Pony Zion e do Legendary e pessoa vivendo com HIV na cena Ballroom em São Paulo, Flip Couto. Ele foi uma das primeiras pessoas que, a partir da sua sorologia, provoca reflexões sobre vivência com HIV na comunidade Ballroom. Entre suas ações primárias, está a Ball Anual Vera Verão, realização da Iconic House of Zion no Brasil , na cena Mainstream fundada em 2007 pelo Icon Pony Zion em NYC.

A House of Zion realiza ações afirmativas por meio de balls, performances, ações sociais e culturais. Com membros em Brasília, São Paulo, Manaus, Alagoas, Bahia, Pernambuco, Goiânia e Pará, a house realiza ações como Jam de Vogue, Vogue For Blood e a Ball Vera Verão. Junto com o Coletivo Amem (criado em 2016, o coletivo é formado por artistas, produtores e ativistas negros LGBTQIAPN+ e tem como principal ação a FESTA AMEM, um espaço de circulação de artistas independentes, acolhimento e de transmissão de conhecimentos através da vida noturna).

A Ball Anual Vera Verão é um dos maiores bailes do Brasil e homenageia a personagem interpretada por Jorge Lafond (1952 – 2003), uma bixa preta de grande importância na representação da comunidade negra LGBTQIAPN+ e periférica. Jorge Lafond deixou um legado significativo no teatro, na televisão brasileira e no imaginário de todo o país, desafiando estereótipos e abrindo caminhos para a diversidade na mídia.

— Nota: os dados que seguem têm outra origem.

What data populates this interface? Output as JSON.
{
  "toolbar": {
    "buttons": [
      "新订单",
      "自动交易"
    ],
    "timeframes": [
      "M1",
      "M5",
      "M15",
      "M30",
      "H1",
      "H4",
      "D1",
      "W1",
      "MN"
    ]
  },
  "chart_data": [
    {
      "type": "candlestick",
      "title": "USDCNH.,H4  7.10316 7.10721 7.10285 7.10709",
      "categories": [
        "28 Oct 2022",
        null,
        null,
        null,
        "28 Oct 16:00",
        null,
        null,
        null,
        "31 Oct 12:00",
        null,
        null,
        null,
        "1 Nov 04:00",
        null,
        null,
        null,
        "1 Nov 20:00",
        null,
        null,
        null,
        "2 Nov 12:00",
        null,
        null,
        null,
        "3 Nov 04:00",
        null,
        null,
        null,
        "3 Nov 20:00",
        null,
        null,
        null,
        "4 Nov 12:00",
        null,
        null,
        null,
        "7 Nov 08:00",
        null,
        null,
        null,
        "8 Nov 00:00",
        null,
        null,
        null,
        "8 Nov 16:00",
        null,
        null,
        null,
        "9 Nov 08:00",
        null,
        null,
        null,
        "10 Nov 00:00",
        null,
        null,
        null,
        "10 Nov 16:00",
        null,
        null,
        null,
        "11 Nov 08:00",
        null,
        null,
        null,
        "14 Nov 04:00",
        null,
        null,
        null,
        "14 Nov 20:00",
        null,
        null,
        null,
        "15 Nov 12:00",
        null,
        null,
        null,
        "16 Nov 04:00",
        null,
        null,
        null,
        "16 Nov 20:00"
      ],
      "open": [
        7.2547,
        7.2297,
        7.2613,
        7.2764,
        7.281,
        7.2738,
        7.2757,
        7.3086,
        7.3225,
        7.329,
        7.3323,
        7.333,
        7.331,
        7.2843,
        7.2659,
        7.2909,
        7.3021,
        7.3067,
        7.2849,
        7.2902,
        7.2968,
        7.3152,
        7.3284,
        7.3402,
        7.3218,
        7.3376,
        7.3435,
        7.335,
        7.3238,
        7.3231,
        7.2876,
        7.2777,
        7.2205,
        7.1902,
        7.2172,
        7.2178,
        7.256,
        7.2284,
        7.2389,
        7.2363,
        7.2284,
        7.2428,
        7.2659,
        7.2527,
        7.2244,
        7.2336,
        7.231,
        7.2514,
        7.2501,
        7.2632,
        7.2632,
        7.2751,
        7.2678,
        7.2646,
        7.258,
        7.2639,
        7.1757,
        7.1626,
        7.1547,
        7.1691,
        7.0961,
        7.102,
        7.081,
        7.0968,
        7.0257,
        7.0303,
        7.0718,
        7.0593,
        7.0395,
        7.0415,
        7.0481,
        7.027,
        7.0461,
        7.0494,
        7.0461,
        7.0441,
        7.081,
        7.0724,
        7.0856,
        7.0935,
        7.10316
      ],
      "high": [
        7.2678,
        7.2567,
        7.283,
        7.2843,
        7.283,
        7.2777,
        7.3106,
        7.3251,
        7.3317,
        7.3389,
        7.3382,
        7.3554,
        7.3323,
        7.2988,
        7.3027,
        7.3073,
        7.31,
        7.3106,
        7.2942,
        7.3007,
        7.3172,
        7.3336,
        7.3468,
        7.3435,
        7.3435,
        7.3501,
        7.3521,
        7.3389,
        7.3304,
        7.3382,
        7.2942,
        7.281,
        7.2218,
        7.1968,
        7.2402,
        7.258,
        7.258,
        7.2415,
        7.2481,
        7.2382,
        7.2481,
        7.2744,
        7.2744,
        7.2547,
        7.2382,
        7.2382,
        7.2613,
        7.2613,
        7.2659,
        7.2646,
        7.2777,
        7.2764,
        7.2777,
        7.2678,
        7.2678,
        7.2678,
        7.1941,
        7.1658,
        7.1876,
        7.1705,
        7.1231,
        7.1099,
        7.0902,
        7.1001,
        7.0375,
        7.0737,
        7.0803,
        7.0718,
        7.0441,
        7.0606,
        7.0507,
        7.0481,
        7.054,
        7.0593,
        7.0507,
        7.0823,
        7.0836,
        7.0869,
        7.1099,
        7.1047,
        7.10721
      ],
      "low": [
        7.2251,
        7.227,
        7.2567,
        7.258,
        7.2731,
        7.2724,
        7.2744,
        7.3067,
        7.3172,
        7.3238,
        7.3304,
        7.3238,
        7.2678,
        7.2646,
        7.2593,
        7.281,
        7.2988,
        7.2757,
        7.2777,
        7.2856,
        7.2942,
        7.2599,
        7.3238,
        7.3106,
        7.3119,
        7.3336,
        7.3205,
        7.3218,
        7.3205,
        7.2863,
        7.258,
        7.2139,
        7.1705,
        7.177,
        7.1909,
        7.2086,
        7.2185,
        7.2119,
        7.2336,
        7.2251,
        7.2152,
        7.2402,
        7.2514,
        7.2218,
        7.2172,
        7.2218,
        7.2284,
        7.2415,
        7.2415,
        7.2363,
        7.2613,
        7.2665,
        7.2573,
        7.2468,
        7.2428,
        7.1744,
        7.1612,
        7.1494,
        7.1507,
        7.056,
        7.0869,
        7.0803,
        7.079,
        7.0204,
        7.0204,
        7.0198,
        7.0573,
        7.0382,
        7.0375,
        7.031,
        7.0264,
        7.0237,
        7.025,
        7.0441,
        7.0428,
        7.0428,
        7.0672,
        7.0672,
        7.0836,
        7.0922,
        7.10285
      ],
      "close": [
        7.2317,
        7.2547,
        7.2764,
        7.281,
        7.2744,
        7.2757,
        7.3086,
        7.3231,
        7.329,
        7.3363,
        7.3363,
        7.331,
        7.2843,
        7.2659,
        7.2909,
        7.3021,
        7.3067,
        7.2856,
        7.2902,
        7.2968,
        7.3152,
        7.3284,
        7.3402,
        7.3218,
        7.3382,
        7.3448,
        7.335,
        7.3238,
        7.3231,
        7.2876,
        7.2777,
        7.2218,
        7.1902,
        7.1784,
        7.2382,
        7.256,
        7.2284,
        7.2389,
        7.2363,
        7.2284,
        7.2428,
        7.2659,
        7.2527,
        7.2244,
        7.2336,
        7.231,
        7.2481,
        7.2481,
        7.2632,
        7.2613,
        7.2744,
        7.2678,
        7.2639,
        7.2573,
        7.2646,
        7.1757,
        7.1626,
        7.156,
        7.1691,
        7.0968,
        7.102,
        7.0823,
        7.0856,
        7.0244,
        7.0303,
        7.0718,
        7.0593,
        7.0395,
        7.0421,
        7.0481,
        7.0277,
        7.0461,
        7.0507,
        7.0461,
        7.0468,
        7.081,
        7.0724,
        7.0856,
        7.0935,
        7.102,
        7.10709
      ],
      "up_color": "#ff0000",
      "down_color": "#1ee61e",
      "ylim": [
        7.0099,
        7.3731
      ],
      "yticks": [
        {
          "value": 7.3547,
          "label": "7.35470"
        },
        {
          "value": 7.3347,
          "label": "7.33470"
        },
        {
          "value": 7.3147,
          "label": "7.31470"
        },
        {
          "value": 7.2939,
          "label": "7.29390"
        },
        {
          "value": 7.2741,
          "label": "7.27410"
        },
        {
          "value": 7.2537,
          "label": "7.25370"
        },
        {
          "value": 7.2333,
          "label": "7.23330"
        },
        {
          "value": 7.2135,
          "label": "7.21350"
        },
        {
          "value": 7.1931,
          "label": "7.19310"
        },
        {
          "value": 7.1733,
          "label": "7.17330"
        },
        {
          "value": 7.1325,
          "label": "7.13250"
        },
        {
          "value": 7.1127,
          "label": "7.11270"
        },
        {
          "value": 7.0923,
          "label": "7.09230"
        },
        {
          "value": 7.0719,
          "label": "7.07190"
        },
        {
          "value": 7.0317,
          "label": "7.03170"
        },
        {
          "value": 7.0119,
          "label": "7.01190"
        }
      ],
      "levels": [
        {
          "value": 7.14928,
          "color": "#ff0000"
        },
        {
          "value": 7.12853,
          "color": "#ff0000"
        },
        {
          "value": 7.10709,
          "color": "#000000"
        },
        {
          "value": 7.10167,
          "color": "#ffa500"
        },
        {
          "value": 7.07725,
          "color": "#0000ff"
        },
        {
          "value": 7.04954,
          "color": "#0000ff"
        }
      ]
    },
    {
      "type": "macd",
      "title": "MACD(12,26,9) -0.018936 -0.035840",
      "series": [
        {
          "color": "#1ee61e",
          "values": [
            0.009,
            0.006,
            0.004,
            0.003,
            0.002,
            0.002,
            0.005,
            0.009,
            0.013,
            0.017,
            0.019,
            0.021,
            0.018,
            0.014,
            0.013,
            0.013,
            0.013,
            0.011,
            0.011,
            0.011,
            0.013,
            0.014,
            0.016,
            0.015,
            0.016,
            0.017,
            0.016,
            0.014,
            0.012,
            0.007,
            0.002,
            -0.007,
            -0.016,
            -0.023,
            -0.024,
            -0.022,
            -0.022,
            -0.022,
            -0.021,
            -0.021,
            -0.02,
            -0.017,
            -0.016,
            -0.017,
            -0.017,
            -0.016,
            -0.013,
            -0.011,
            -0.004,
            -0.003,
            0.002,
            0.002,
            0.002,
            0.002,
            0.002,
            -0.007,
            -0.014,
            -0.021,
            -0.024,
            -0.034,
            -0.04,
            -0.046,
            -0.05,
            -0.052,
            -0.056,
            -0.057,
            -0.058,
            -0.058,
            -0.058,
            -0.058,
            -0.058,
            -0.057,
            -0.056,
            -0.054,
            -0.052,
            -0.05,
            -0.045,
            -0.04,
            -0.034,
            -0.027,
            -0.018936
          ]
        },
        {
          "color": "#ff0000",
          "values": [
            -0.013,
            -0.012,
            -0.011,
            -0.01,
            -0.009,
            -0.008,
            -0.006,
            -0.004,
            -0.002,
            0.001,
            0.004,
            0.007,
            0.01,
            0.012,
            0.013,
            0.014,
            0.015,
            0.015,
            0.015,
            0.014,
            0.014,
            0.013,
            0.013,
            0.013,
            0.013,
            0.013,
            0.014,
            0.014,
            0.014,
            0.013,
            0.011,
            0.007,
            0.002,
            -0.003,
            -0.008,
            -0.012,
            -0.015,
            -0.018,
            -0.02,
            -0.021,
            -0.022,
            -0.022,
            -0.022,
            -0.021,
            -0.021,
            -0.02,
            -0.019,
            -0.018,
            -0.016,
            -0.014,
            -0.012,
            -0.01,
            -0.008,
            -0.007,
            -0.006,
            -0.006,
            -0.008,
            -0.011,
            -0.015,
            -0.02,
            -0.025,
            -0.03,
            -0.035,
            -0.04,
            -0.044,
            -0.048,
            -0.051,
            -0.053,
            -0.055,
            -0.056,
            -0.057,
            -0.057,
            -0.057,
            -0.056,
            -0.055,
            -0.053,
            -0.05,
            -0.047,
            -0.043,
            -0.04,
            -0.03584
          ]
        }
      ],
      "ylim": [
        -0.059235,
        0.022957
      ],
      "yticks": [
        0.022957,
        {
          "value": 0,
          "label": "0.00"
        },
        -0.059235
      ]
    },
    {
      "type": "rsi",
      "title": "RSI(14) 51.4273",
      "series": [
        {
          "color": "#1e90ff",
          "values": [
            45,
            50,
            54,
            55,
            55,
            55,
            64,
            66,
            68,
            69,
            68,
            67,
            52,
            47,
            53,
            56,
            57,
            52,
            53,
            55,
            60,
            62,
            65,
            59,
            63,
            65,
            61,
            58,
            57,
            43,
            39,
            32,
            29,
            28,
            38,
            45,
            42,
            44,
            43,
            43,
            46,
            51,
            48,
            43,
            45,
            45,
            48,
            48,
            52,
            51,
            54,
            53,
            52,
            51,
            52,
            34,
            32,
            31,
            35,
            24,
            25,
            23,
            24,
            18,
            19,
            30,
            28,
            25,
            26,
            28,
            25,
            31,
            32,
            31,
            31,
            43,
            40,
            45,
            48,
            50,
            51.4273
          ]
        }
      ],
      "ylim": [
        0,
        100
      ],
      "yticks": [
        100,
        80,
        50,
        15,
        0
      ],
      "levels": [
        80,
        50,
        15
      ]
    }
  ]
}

A Ball Anual Vera Verão busca não apenas honrar e ressignificar sua memória, mas também explorar as diversas possibilidades de existência de corpos negros, indígenas e dissidentes em diferentes realidades, incluindo das pessoas vivendo com HIV/Aids. Sempre comprometidos em promover os direitos humanos e exaltar vhidas negras/pretas periféricas LGBTQIAPN+, o coletivo e a house vêm levantando importantes pautas que acendem debates sobre raça, classe, gênero, sexualidade, saúde da população preta, HIV e estigma.

Nesta edição, a categoria Vogue Performance com entrada performática nos convida a olhar para 2030, quando Vera Verão está no planeta CURA, onde já existe a cura do HIV, que é disponibilizada para todes. Nessa categoria é preciso se imaginar como viajante do tempo, com apenas uma possibilidade de ir até lá, encontrar Vera e trazer a cura para o ano de 2024 no planeta Terra. A poética e a potência da comunidade Ballroom nos faz criar possibilidades, realidades e futuros possíveis, em um mundo onde a cura da Aids ainda não é possível e ainda afeta populações específicas. É importante reforçar que no dia do baile teremos o apoio da Coordenadoria de IST/Aids, da Secretaria Municipal da Saúde de São Paulo, com o projeto PrEP.

Será disponibilizada uma equipe especializada e o público da Ball Anual Vera Verão poderá fazer testagem rápida gratuita para HIV, sífilis, hepatites B e C, e iniciar o uso da profilaxia pré-exposição (PrEP). Haverá, ainda, distribuição de insumos de prevenção, como preservativos e gel lubrificantes.